“You did notcome to the hall for supper,” Bradana said.
Adair shrugged. “I did no’ think I would be welcome.”
“Are ye leaving?” she repeated, since she needed quite desperately to know. She glanced at the sailboat again. The two men had their heads down. For all she could tell, they slept.
“No’ yet.” He gave her a wry smile. “Do no’ get your hopes up. Mistress Bradana.”
She drew a breath. “My hopes—my hopes have naught to do wi’ it.”
A lie. Her hopes were all in a tangle. She hoped he’d stay. Quite possibly never leave these shores.
“We were but playing at draughts to pass the time. Flynn and Nolan, ’tis the third time they have been marooned here. They are sick o’ the place.”
“Ah, I see.” Did she? “Your father must be a persistent kind o’ man.”
“He can be stubborn when he feels he is in the right.”
“And ye? Can ye be stubborn?”
He shook his head. His gray-green eyes met hers, and a sharp thrill passed through her. She wanted to know this man. All of him.
“Walk wi’ me.”
He shot her an inquiring look and left off patting Wen, over whom he made a fuss.
One should not be jealous of one’s own hound.
“Ye have seen very little o’ what we have here, Master Adair, save the forest.
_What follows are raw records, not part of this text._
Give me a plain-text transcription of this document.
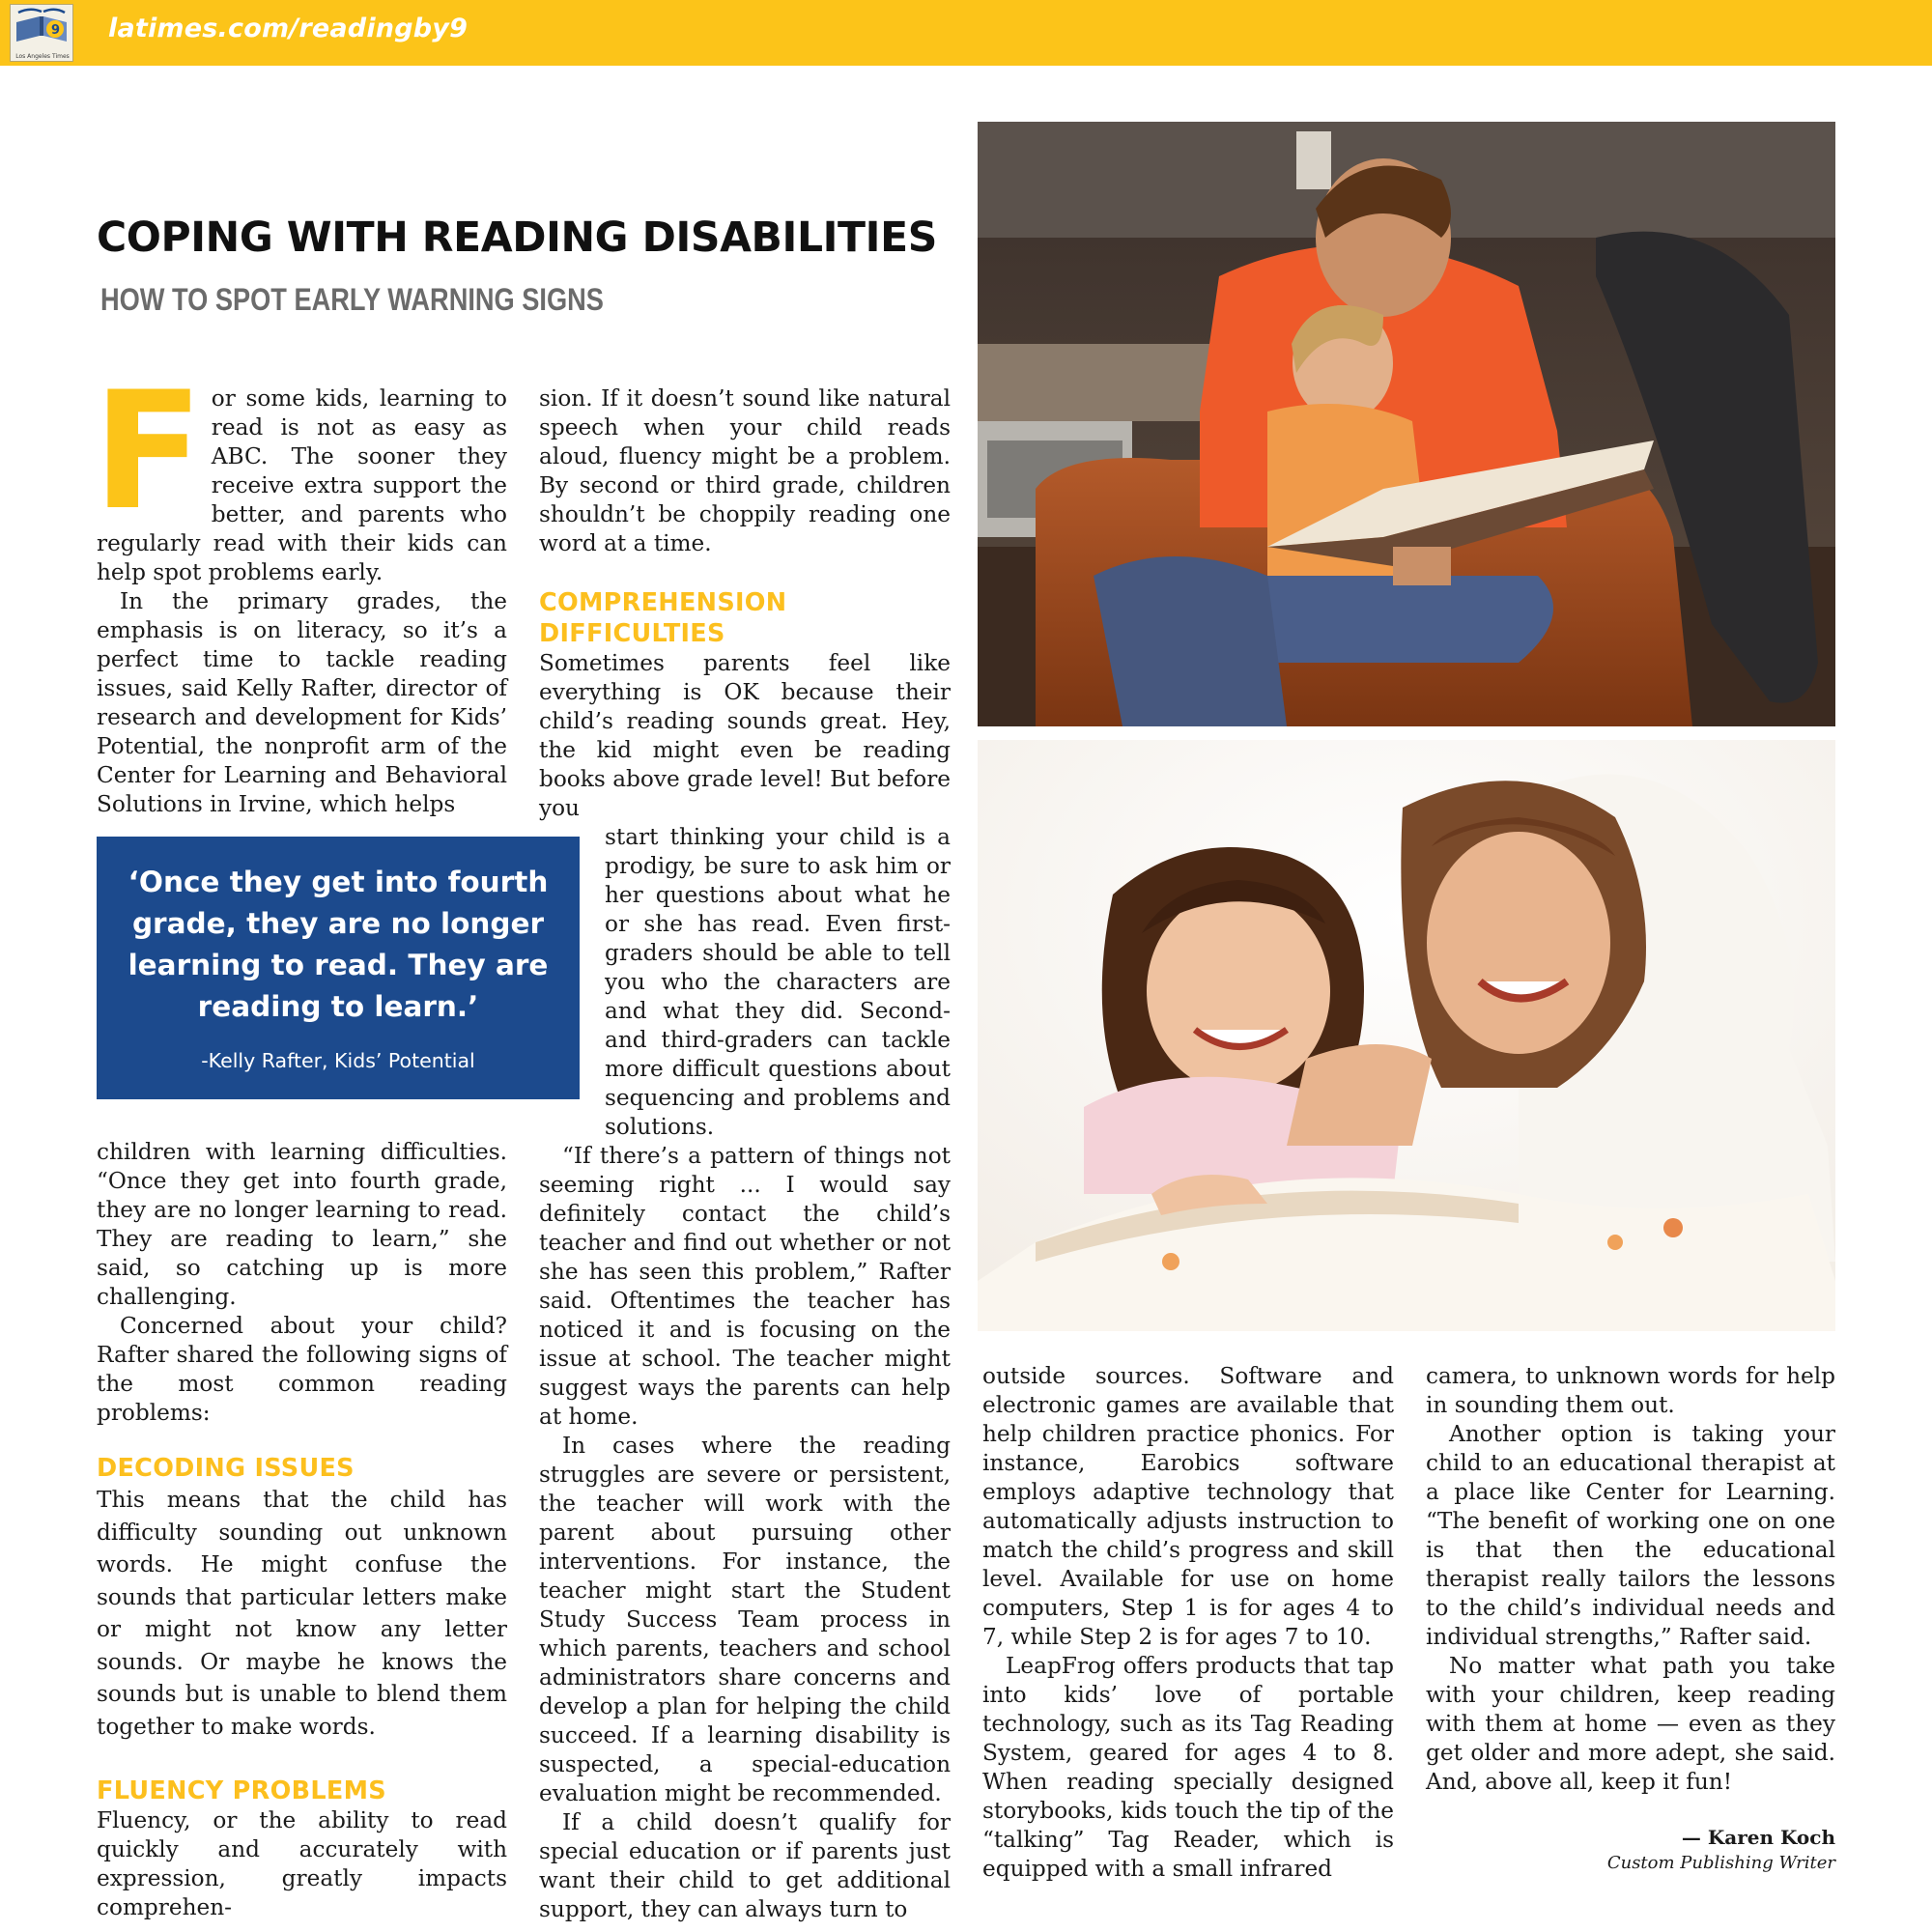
9
Los Angeles Times
latimes.com/readingby9
COPING WITH READING DISABILITIES
HOW TO SPOT EARLY WARNING SIGNS
F or some kids, learning to read is not as easy as ABC. The sooner they receive extra support the better, and parents who regularly read with their kids can help spot problems early.

In the primary grades, the emphasis is on literacy, so it’s a perfect time to tackle reading issues, said Kelly Rafter, director of research and development for Kids’ Potential, the nonprofit arm of the Center for Learning and Behavioral Solutions in Irvine, which helps

‘Once they get into fourth grade, they are no longer learning to read. They are reading to learn.’

-Kelly Rafter, Kids’ Potential

children with learning difficulties. “Once they get into fourth grade, they are no longer learning to read. They are reading to learn,” she said, so catching up is more challenging.

Concerned about your child? Rafter shared the following signs of the most common reading problems:

DECODING ISSUES

This means that the child has difficulty sounding out unknown words. He might confuse the sounds that particular letters make or might not know any letter sounds. Or maybe he knows the sounds but is unable to blend them together to make words.

FLUENCY PROBLEMS

Fluency, or the ability to read quickly and accurately with expression, greatly impacts comprehen-

sion. If it doesn’t sound like natural speech when your child reads aloud, fluency might be a problem. By second or third grade, children shouldn’t be choppily reading one word at a time.

COMPREHENSION DIFFICULTIES

Sometimes parents feel like everything is OK because their child’s reading sounds great. Hey, the kid might even be reading books above grade level! But before you

start thinking your child is a prodigy, be sure to ask him or her questions about what he or she has read. Even first-graders should be able to tell you who the characters are and what they did. Second- and third-graders can tackle more difficult questions about sequencing and problems and solutions.

“If there’s a pattern of things not seeming right ... I would say definitely contact the child’s teacher and find out whether or not she has seen this problem,” Rafter said. Oftentimes the teacher has noticed it and is focusing on the issue at school. The teacher might suggest ways the parents can help at home.

In cases where the reading struggles are severe or persistent, the teacher will work with the parent about pursuing other interventions. For instance, the teacher might start the Student Study Success Team process in which parents, teachers and school administrators share concerns and develop a plan for helping the child succeed. If a learning disability is suspected, a special-education evaluation might be recommended.

If a child doesn’t qualify for special education or if parents just want their child to get additional support, they can always turn to

outside sources. Software and electronic games are available that help children practice phonics. For instance, Earobics software employs adaptive technology that automatically adjusts instruction to match the child’s progress and skill level. Available for use on home computers, Step 1 is for ages 4 to 7, while Step 2 is for ages 7 to 10.

LeapFrog offers products that tap into kids’ love of portable technology, such as its Tag Reading System, geared for ages 4 to 8. When reading specially designed storybooks, kids touch the tip of the “talking” Tag Reader, which is equipped with a small infrared

camera, to unknown words for help in sounding them out.

Another option is taking your child to an educational therapist at a place like Center for Learning. “The benefit of working one on one is that then the educational therapist really tailors the lessons to the child’s individual needs and individual strengths,” Rafter said.

No matter what path you take with your children, keep reading with them at home — even as they get older and more adept, she said. And, above all, keep it fun!

— Karen Koch
Custom Publishing Writer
Let us go up the shore. Is this very different from Erin?”
“Gey different, aye. We live a short distance from the coast. I have no such views as this.” He gazed out to sea. “We are in the hills surrounded by swaths o’ soft green and a river that marks the boundary o’ our lands.” He gave a grimace. “Much blood has been spilt into that river, in days gone by. Were it no’ for the valor o’ our ancestors, we would have nothing.”
“Ye love it there.” She could hear as much in his voice.
“I do. Mayhap precisely because our ancestors gave so much for it. Their love is my love. Carried in the blood.”
“It must have been hard for ye to leave.”
“I did no’ want to come, and fought my father over it. What can I hope to accomplish that my brothers could not?”
“Kendrick has fought hard here too, and spilt blood to hold this place.”
“I understand that.”
“A word of advice—insulting or questioning his honor will no’ get ye what ye want.”
He stopped walking and faced her. “What will? For I cannot leave till I succeed.”
“Is it what ye want, to go back home to Erin?”
“Itwas.”
Again his eyes met hers, and it felt as if he touched her, touched her the way the man had in that glimpse of vision. A kiss in both palms. Both corners of her mouth, her cheeks, her forehead. She began to tremble.
“Now,” he said softly, “I am no’ sure what I want.”
“Sit wi’ me.”
They had reached a place where large boulders backed the shingle. They sat side by side there, the waves nearly at their feet. Wen lay down within Adair’s reach.